Grazing by the specialist sea slug T. perversa triggers a wound-like response in the sponge A. aerophoba. This response consisted of a local accumulation of spherulous cells, which are likely directed to enhance regeneration47 as well as defend the exposed wound against invading microbes and predators23. After one day, coinciding with the peak of spherulous cell accumulation, brominated secondary metabolites are re-allocated to the surface of the sponge. We propose that wounding cues signal the surface as the region at most risk and thus, induce reallocation. We observed the darkening of the sponge wound immediately upon mechanical damage, which is likely due to the release of oxidised compounds28. Interestingly, Tylodina prevents this from happening, probably because it covers the wound with its mantle while feeding.

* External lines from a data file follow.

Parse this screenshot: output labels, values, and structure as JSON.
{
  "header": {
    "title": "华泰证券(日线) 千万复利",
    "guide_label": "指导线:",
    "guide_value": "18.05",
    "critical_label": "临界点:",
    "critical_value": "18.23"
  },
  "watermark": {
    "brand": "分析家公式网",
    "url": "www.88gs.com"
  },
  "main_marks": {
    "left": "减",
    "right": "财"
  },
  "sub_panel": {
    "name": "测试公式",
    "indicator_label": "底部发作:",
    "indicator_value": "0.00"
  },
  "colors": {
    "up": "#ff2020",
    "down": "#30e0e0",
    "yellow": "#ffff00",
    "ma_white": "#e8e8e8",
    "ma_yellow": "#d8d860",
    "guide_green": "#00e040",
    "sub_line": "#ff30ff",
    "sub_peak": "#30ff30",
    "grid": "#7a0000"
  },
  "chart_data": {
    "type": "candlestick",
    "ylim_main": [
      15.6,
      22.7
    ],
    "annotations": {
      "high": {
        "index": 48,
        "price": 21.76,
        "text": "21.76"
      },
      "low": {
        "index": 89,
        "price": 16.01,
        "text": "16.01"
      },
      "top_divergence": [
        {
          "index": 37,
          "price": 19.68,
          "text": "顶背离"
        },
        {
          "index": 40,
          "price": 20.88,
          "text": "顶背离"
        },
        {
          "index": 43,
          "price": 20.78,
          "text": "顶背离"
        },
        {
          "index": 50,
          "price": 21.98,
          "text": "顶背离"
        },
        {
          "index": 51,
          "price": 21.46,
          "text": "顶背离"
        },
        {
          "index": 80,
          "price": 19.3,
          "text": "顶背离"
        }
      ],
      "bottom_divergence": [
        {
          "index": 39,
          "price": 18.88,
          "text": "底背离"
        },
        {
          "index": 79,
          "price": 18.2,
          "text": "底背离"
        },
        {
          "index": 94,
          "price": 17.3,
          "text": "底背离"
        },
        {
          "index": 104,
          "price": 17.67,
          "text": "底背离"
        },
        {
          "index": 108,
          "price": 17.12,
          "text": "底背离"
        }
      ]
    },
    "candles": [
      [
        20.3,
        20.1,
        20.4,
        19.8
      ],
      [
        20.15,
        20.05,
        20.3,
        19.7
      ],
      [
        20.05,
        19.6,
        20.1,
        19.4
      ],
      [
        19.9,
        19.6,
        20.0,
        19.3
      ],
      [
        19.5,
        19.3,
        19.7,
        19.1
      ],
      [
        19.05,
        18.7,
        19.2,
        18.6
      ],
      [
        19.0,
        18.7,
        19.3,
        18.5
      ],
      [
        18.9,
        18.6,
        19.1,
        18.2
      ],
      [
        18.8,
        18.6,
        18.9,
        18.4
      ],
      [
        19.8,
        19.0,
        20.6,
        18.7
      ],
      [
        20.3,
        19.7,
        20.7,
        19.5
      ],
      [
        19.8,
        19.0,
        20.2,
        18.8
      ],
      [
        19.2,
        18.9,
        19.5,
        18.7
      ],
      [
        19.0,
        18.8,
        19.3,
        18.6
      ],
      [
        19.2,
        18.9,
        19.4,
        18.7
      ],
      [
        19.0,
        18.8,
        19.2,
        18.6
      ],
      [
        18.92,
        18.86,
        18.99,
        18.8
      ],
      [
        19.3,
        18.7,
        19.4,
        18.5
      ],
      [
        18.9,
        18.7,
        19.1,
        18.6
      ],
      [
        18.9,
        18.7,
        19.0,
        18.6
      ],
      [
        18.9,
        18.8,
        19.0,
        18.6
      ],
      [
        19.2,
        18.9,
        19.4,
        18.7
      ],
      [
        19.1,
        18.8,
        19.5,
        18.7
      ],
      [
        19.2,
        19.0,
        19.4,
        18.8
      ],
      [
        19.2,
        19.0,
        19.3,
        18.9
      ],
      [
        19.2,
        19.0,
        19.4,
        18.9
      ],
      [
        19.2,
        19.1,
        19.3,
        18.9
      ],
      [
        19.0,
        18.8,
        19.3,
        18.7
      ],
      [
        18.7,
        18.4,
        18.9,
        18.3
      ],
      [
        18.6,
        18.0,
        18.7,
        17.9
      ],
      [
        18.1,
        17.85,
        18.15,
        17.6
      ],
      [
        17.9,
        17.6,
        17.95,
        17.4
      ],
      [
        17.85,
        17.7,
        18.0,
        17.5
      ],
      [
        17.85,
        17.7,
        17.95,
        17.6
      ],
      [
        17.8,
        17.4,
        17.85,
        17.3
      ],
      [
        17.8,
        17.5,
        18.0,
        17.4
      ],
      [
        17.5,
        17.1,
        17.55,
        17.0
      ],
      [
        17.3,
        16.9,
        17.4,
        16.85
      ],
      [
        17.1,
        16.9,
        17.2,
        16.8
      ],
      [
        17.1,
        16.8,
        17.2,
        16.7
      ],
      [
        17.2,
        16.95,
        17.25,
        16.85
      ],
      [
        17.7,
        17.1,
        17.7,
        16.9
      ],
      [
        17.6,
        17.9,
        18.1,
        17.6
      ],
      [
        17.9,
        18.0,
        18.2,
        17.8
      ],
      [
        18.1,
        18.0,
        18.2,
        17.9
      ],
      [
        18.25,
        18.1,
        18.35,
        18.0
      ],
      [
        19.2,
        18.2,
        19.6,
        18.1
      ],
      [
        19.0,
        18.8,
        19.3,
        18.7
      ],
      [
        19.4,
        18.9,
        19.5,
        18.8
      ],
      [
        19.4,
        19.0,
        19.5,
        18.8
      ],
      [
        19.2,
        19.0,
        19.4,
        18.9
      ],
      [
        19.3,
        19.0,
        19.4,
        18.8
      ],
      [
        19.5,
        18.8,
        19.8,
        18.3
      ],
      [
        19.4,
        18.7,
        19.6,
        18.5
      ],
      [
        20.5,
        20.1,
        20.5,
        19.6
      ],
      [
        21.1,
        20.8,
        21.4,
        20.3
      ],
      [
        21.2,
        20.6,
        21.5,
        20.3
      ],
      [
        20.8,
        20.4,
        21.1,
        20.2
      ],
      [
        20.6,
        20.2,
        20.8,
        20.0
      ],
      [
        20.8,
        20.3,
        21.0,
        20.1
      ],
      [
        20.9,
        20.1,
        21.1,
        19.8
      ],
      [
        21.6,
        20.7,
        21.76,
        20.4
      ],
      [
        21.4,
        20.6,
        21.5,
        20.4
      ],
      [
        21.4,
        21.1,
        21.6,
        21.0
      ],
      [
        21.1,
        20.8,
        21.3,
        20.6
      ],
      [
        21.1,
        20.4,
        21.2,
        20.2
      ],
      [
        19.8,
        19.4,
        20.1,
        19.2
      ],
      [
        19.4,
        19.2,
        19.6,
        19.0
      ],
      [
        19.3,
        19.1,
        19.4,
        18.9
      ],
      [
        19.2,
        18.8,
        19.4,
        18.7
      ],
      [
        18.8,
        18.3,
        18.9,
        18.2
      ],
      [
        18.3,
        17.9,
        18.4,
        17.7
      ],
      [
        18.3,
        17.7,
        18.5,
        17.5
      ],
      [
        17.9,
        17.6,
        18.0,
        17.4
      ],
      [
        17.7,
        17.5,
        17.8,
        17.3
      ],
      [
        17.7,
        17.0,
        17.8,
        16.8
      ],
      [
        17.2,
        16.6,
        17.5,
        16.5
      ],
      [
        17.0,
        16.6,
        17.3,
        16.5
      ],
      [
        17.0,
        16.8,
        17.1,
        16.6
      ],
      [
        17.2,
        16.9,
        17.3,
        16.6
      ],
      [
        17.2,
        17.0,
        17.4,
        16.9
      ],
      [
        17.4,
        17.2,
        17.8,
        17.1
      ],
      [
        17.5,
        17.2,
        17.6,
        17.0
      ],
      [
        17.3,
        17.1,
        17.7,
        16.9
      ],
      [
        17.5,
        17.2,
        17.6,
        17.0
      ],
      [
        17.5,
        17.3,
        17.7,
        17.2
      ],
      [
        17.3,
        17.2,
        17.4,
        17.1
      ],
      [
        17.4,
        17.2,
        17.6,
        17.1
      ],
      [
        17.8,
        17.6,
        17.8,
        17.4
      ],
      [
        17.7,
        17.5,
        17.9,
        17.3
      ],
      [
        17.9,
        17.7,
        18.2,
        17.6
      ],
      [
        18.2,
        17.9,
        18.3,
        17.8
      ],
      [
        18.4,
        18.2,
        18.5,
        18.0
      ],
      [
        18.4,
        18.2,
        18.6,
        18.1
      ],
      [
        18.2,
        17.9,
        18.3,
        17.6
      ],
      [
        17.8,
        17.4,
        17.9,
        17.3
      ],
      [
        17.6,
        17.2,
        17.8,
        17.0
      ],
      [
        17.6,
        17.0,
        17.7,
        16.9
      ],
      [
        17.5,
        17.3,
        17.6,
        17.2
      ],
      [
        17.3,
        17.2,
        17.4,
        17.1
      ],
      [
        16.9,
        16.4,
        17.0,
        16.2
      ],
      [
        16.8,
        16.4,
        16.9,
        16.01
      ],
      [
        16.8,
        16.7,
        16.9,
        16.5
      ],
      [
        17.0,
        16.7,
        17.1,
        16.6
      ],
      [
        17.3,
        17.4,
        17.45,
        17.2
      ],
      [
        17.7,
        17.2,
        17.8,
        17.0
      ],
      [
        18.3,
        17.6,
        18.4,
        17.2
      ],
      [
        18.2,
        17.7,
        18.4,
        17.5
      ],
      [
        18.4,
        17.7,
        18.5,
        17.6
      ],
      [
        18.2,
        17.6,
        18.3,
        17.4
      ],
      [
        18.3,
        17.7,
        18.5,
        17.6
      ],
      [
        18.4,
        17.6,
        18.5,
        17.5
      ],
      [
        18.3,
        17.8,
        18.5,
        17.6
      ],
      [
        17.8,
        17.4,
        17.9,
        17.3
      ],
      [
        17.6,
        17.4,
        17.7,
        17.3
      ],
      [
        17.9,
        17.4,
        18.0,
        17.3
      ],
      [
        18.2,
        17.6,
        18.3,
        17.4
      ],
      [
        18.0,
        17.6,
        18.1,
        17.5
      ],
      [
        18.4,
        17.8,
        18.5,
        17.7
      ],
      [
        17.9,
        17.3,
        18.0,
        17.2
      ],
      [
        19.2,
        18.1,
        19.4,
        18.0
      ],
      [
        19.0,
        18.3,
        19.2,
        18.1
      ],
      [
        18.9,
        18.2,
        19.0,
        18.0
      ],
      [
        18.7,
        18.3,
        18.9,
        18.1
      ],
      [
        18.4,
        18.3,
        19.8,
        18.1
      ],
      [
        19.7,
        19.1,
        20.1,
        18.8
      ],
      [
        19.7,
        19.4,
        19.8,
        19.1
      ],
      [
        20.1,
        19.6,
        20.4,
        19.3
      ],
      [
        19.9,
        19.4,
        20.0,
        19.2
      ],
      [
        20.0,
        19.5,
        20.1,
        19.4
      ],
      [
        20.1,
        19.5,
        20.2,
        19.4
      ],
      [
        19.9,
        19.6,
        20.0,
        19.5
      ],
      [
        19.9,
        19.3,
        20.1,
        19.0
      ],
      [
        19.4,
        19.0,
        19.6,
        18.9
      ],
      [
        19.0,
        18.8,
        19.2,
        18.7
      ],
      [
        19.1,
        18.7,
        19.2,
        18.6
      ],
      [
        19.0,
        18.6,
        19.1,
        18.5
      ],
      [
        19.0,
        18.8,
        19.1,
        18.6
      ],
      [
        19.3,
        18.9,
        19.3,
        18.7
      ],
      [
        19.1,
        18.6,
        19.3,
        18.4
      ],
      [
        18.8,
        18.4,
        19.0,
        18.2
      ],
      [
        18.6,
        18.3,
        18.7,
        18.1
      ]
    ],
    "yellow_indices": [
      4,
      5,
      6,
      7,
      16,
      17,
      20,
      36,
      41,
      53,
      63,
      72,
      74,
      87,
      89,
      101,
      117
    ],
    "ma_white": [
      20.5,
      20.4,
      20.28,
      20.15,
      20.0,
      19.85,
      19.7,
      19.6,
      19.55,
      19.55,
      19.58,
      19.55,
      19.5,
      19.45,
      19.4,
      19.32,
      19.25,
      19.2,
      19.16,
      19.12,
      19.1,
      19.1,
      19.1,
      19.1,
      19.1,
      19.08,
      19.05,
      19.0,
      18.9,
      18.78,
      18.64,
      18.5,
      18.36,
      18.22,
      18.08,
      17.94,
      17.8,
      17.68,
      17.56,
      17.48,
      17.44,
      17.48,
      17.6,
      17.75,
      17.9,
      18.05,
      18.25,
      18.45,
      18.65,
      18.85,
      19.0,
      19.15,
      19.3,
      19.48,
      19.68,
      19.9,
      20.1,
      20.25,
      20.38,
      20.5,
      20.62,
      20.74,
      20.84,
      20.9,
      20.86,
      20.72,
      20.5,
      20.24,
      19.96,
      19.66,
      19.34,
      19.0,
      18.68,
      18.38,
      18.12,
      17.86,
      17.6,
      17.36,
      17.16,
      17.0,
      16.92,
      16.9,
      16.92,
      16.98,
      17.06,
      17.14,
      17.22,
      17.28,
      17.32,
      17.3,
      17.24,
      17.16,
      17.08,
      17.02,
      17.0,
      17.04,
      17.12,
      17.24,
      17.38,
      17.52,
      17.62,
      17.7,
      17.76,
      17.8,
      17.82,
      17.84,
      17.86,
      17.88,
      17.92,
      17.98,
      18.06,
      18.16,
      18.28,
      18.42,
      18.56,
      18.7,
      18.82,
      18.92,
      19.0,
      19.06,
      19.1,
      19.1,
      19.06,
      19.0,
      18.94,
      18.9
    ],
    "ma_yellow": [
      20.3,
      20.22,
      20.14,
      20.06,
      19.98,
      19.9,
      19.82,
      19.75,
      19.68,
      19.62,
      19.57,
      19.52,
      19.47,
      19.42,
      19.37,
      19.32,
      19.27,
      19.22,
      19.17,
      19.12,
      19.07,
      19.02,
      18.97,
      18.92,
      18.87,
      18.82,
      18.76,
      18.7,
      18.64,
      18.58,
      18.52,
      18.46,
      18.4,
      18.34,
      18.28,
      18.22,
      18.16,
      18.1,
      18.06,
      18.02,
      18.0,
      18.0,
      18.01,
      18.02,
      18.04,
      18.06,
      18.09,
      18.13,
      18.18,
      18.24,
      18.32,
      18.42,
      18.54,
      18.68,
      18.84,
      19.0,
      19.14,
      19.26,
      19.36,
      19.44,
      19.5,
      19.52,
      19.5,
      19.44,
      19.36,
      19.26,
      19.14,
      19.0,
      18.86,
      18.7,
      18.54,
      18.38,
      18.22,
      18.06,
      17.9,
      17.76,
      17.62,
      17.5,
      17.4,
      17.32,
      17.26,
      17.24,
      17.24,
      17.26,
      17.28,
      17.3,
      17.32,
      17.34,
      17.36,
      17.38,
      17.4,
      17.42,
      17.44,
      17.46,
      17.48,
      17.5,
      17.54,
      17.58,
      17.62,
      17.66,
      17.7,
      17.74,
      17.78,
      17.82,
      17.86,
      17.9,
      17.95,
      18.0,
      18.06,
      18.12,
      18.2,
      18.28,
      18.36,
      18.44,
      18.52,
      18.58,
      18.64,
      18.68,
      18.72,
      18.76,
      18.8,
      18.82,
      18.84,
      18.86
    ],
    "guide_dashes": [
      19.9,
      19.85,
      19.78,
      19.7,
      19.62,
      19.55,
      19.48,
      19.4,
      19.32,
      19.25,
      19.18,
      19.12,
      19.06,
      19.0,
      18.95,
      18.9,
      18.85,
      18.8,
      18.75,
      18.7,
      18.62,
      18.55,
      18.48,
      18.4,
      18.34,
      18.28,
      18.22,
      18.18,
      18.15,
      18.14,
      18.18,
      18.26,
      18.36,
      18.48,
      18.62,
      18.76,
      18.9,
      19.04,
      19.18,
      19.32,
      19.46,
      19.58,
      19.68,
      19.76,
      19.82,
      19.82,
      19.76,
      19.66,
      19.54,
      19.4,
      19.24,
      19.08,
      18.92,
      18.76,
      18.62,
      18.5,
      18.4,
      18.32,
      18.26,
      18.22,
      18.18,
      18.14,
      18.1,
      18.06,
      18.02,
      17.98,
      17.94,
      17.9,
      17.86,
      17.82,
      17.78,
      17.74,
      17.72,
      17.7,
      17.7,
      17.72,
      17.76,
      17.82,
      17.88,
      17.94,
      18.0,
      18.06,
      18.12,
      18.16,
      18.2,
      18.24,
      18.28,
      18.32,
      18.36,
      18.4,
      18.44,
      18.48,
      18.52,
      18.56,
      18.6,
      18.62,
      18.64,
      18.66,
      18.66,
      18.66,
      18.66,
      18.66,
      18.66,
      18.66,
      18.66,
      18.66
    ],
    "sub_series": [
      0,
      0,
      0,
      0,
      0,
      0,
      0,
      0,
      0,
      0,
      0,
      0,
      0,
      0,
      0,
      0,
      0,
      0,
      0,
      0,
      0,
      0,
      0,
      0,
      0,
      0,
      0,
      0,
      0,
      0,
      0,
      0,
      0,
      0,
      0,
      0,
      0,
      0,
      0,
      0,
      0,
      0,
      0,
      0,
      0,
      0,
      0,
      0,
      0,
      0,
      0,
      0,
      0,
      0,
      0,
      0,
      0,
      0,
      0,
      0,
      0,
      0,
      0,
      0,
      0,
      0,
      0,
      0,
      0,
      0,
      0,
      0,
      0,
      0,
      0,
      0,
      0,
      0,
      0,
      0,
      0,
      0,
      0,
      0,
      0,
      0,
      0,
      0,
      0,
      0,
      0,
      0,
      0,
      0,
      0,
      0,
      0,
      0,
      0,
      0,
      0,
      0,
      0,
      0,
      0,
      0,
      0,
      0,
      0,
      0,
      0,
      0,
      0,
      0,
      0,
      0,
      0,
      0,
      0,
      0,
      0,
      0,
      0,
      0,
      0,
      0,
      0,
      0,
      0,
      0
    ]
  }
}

In conclusion, contrary to reports in other organisms such as algae or dinoflagellates53,54,55, the sponge has evolved an un-specific response to the specialist grazer. This “jack-of-all-trades” defence strategy relies on the constitutive production of a diverse chemical arsenal and the mediation of specialised cells to link defence and regeneration processes. Future studies using RNA-seq are on-going to decipher the underlying molecular mechanisms behind this defence strategy.